IBV, which has a value investment philosophy based on its own set of core principles, is in no rush to cash out its Ascendant holding, even when it’s sitting on a paper profit.
“We take an ‘owner-operator’ approach in our investments and we take the time to get to know every one of them in great detail,” Mr Babineau said.
“We took the position in Ascendant knowing that we would be invested in it for many years and we are very comfortable with that.”
Regulation of the electricity sector had moved in the right direction, he said, particularly with oversight having been transferred from the Energy Commission to the Regulatory Authority.
“It’s transformed from a jurisdiction that had very little regulatory oversight of its electricity utility five or ten years ago to a sophisticated regulatory environment consistent with what you would see in North America — and that’s a tremendously positive step,” Mr Babineau said.
“When you think about Belco, about the construction of the North Power Station, the cost-cutting initiatives the company can achieve and the option to relist on the Toronto Stock Exchange or the New York Stock Exchange, the company has never had a brighter future.”
The new power station and investments planned for the distribution network will improve efficiency to the benefit of Bermuda, Mr Babineau argued.
“The community would like stable and possibly lower electricity prices,” he said. “The only way to achieve that is through investment in more efficient power generation and ensuring the company is run as efficiently as possible.
“When Belco is producing electricity at the cheapest possible price, that helps the economy thrive and the utility needs a thriving economy for it to be successful. It creates a positive feedback loop.”
The Regulatory Authority is finalising the Integrated Resource Plan, effectively the blueprint for Bermuda’s electricity supply for the next 20 years.
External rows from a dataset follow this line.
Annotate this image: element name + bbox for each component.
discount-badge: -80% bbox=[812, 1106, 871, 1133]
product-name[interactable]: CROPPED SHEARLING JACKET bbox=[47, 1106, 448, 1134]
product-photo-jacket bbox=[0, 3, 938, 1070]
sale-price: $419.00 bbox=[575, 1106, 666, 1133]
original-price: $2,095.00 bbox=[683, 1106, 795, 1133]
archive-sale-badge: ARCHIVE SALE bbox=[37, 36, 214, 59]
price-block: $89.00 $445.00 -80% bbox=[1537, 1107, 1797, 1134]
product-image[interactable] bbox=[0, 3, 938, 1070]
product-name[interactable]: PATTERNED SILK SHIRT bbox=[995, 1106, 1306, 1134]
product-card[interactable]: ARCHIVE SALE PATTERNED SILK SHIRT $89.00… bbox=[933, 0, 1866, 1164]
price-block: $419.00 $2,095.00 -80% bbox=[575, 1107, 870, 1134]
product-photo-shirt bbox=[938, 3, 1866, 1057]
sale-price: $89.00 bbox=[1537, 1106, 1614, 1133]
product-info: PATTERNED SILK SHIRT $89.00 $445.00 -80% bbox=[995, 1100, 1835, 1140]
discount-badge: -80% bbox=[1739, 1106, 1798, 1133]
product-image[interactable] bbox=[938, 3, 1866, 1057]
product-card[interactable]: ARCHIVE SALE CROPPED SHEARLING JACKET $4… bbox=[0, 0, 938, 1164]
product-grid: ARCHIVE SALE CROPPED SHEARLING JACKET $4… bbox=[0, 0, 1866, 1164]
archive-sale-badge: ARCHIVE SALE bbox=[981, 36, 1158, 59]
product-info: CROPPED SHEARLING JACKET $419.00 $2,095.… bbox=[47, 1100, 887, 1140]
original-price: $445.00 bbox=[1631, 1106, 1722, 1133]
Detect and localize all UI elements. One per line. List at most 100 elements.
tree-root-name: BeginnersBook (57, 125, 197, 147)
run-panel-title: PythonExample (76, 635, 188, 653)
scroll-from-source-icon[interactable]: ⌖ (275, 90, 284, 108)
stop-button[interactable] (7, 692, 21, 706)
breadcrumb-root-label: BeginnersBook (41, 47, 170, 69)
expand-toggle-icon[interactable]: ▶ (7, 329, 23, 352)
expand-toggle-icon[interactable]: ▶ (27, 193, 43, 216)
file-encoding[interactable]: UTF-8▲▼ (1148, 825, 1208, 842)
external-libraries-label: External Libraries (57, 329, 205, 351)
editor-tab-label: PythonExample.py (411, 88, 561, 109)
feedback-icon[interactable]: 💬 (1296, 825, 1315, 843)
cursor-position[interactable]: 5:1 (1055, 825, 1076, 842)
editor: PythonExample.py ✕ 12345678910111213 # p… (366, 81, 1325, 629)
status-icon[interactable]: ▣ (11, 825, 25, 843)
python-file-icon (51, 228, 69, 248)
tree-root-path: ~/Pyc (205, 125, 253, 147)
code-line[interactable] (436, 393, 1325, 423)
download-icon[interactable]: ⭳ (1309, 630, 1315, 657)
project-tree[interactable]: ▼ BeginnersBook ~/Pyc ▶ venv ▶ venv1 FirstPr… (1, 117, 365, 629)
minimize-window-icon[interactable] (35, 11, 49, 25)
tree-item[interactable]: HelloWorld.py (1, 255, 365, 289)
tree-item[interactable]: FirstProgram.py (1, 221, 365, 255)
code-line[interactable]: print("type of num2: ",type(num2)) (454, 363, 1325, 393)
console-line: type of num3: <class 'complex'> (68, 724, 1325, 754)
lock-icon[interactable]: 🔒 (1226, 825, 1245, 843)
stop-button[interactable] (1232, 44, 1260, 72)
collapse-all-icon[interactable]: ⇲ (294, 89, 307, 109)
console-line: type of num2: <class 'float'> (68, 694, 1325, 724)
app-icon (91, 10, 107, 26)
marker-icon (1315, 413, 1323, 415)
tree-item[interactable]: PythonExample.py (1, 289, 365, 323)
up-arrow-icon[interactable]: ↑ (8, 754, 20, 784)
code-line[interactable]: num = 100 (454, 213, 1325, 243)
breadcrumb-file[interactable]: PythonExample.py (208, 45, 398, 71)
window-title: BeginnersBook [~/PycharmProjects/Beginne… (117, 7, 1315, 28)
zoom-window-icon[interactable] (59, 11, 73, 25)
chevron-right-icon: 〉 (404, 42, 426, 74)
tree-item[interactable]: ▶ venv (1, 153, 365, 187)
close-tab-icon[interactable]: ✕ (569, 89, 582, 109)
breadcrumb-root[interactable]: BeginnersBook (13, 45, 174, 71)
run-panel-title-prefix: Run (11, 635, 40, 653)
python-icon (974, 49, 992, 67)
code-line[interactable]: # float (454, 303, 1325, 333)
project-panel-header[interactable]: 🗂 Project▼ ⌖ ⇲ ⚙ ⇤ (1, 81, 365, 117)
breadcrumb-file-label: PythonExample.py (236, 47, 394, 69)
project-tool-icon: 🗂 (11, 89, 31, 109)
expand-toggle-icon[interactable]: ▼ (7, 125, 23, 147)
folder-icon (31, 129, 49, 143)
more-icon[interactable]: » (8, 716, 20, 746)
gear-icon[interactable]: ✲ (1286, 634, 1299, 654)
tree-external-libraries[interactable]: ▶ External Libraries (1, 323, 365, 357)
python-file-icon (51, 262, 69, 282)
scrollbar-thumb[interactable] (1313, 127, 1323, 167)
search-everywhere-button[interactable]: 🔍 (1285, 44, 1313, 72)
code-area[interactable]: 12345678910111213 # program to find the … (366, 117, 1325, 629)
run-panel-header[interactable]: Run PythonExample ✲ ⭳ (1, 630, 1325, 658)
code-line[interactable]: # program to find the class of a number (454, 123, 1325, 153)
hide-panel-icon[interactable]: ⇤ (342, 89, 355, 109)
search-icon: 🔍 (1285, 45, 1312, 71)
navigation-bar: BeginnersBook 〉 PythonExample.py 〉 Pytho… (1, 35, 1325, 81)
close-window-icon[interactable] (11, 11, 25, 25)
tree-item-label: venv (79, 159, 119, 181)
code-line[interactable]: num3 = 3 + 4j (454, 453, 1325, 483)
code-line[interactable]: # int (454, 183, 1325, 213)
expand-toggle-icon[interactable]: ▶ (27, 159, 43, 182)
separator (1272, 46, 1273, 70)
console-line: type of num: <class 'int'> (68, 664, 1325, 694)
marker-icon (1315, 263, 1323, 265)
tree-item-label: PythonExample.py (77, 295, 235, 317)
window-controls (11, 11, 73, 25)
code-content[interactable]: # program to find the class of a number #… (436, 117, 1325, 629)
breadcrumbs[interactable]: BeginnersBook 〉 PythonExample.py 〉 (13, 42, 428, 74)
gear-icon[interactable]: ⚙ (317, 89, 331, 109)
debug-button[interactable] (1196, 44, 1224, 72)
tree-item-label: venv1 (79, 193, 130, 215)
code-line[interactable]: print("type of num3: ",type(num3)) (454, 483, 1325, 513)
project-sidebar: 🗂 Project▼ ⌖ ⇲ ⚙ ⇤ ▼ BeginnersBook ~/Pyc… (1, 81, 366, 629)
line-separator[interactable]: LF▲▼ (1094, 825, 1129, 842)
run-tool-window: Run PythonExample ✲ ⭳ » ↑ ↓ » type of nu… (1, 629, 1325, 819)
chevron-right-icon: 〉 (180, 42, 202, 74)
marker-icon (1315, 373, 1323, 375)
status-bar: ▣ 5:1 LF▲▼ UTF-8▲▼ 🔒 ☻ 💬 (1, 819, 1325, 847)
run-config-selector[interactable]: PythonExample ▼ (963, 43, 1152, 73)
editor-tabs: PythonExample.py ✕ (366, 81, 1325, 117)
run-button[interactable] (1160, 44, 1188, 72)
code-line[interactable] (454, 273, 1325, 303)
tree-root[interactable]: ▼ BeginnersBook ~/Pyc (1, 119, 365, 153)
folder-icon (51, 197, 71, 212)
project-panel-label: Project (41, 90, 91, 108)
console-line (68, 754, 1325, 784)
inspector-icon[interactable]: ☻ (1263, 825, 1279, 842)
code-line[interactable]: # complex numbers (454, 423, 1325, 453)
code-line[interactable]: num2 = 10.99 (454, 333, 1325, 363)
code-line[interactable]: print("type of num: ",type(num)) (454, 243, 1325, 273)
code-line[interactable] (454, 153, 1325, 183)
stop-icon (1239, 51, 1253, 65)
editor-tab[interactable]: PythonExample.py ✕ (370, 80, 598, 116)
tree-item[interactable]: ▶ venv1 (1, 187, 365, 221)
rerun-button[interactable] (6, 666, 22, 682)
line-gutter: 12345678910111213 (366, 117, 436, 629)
During the consultation process, submissions advocating higher levels of renewable energy won strong support.
Mr Babineau did not see the pending IRP as a problem for Ascendant, as the plan will be re-evaluated and updated periodically.
“I don’t see the risks to Belco being unusually elevated at this time because of the pending IRP decision,” he said.
“It’s not an isolated decision, this will be an evolving decision, as it should be, to reflect Bermuda’s evolving set of energy circumstances.”
He added that the independence of the regulator was critical in the ongoing process and told a cautionary tale from Canada to illustrate his point.
“We in Ontario will for a long time suffer from past decisions made at the political level on things that Bermuda is now going through,” Mr Babineau said.
“We have the highest-cost electricity of any province in Canada, because of decisions made on renewable energy that have locked us into the poor position we are currently in.
“When I read through the IRP and some of the renewable submissions, I see some of the same mistakes being made and I wonder how realistic the submissions are in terms of the total cost of shifting electricity generation to renewables.”